Oireachtas Joint and Select Committees

Tuesday, 29 September 2015

Joint Oireachtas Committee on Jobs, Enterprise and Innovation

Estimates for Public Services 2015: Vote 32 - Department of Jobs, Enterprise and Innovation

1:30 pm

Photo of Richard BrutonRichard Bruton (Dublin North Central, Fine Gael) | Oireachtas source

I accept that we can do better in certain areas. On foot of this meeting, we will pull out areas where we feel we could present a better picture to members of this committee. The vast bulk of our budget is used to support enterprises in their expansion plans. It will probably be tricky to turn that into outputs. There are activities, but the outputs probably take a number of years to develop. We have published a full suite of evaluations of almost all our programmes. They have been published on our website in the past 12 months. They give an idea of the ex postimpact of some of these programmes. The metrics are good on those. Obviously, take-up might be slow in difficult years.

The Department of Public Expenditure and Reform has expressed no concern about our metrics. I think we are doing okay in that sphere. We have developed service level agreements with our agencies. I would say we are as good as, if not better than, most Departments in developing those sorts of agreements. A service level agreement is entered into with the agencies from shortly after the budget is nailed down. This ensures people know what is expected.

We encounter the same problems as the Deputy in deciding what constitutes the output or the activity of an agency. I suppose the Department of Public Expenditure and Reform has been inclined to keep the same number of metrics and the same detail so that people can track it over time. I do not think the Deputy's suggestion would pose a huge difficulty, subject to the constraints of publication in the Estimates volume. We can certainly provide some data separately to the committee. I think the point is that they want everything on one page. It is a question of the limitations associated with the way they publish these documents. We would have no problem with developing the statistics requested by the Deputy and providing them under a separate cover or otherwise.

The Deputy also asked about the 2016 budget.

We have had a very good year. Enterprise take-up of our programmes has been much more rapid than in the past. That is a healthy sign of the state of the economy. We have reached a stage at which we are no longer looking for cuts to our current expenditure, so there is now stability in our current expenditure. That is important. The agencies had been under continuous restriction in terms of size and activities, as had our offices and Departments. That has given a stability to our planning for 2016. Over the last couple of years, outside of our employment control framework, we have been able to put boots on the ground, particularly in overseas markets. That is something we did secure in the past and we will hold on to that. Those activities are being rolled out. I do not think the recruitment is entirely finished on all those positions.

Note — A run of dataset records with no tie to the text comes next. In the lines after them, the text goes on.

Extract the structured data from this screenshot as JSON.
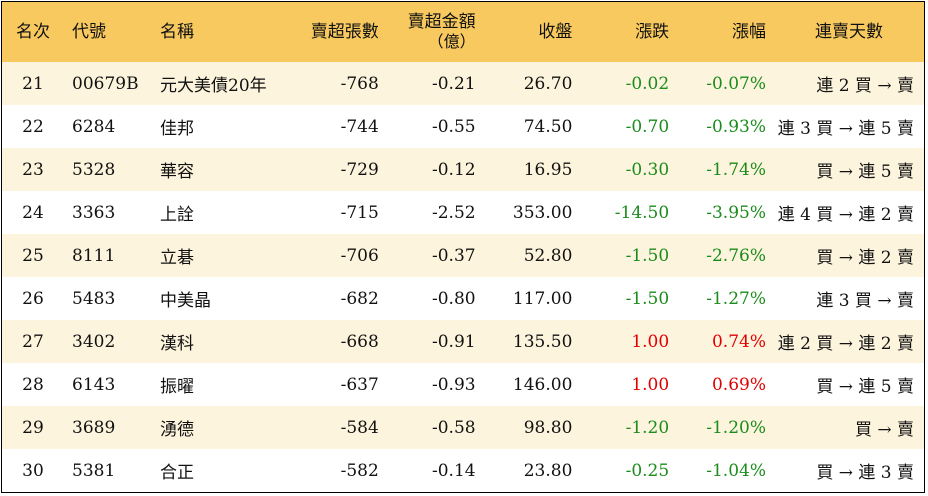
{
  "headers": {
    "rank": "名次",
    "code": "代號",
    "name": "名稱",
    "sell_vol": "賣超張數",
    "sell_amt_line1": "賣超金額",
    "sell_amt_line2": "（億）",
    "close": "收盤",
    "change": "漲跌",
    "pct": "漲幅",
    "streak": "連賣天數"
  },
  "rows": [
    {
      "rank": "21",
      "code": "00679B",
      "name": "元大美債20年",
      "sell_vol": "-768",
      "sell_amt": "-0.21",
      "close": "26.70",
      "change": "-0.02",
      "pct": "-0.07%",
      "streak": "連 2 買 → 賣",
      "dir": "neg"
    },
    {
      "rank": "22",
      "code": "6284",
      "name": "佳邦",
      "sell_vol": "-744",
      "sell_amt": "-0.55",
      "close": "74.50",
      "change": "-0.70",
      "pct": "-0.93%",
      "streak": "連 3 買 → 連 5 賣",
      "dir": "neg"
    },
    {
      "rank": "23",
      "code": "5328",
      "name": "華容",
      "sell_vol": "-729",
      "sell_amt": "-0.12",
      "close": "16.95",
      "change": "-0.30",
      "pct": "-1.74%",
      "streak": "買 → 連 5 賣",
      "dir": "neg"
    },
    {
      "rank": "24",
      "code": "3363",
      "name": "上詮",
      "sell_vol": "-715",
      "sell_amt": "-2.52",
      "close": "353.00",
      "change": "-14.50",
      "pct": "-3.95%",
      "streak": "連 4 買 → 連 2 賣",
      "dir": "neg"
    },
    {
      "rank": "25",
      "code": "8111",
      "name": "立碁",
      "sell_vol": "-706",
      "sell_amt": "-0.37",
      "close": "52.80",
      "change": "-1.50",
      "pct": "-2.76%",
      "streak": "買 → 連 2 賣",
      "dir": "neg"
    },
    {
      "rank": "26",
      "code": "5483",
      "name": "中美晶",
      "sell_vol": "-682",
      "sell_amt": "-0.80",
      "close": "117.00",
      "change": "-1.50",
      "pct": "-1.27%",
      "streak": "連 3 買 → 賣",
      "dir": "neg"
    },
    {
      "rank": "27",
      "code": "3402",
      "name": "漢科",
      "sell_vol": "-668",
      "sell_amt": "-0.91",
      "close": "135.50",
      "change": "1.00",
      "pct": "0.74%",
      "streak": "連 2 買 → 連 2 賣",
      "dir": "pos"
    },
    {
      "rank": "28",
      "code": "6143",
      "name": "振曜",
      "sell_vol": "-637",
      "sell_amt": "-0.93",
      "close": "146.00",
      "change": "1.00",
      "pct": "0.69%",
      "streak": "買 → 連 5 賣",
      "dir": "pos"
    },
    {
      "rank": "29",
      "code": "3689",
      "name": "湧德",
      "sell_vol": "-584",
      "sell_amt": "-0.58",
      "close": "98.80",
      "change": "-1.20",
      "pct": "-1.20%",
      "streak": "買 → 賣",
      "dir": "neg"
    },
    {
      "rank": "30",
      "code": "5381",
      "name": "合正",
      "sell_vol": "-582",
      "sell_amt": "-0.14",
      "close": "23.80",
      "change": "-0.25",
      "pct": "-1.04%",
      "streak": "買 → 連 3 賣",
      "dir": "neg"
    }
  ],
  "colors": {
    "header_bg": "#f8c95e",
    "stripe_bg": "#fdf4dd",
    "down": "#1b8c1b",
    "up": "#e00000"
  }
}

Our activity levels were very high last year. The net job figures were over 7,000 for IDA, 8,500 for EI and 4,000 for the LEOs. These very high activity levels represent a very good year. We will be seeking to maintain these levels, which would support very strong growth in overall employment. Looking to the next year, the committee well knows that the regional development plans are the new area of activity we are working on. We have put out competitive calls and will be funding the best of those. We will also continue to roll out investment in property-based solutions under the IDA programme. Those are the issues for the future. In the environment we now face, we will always have to be innovative in the way we use our money. That will be a continuing theme. We are always looking for more leverage from the private sector with anything we spend in a period of recovery.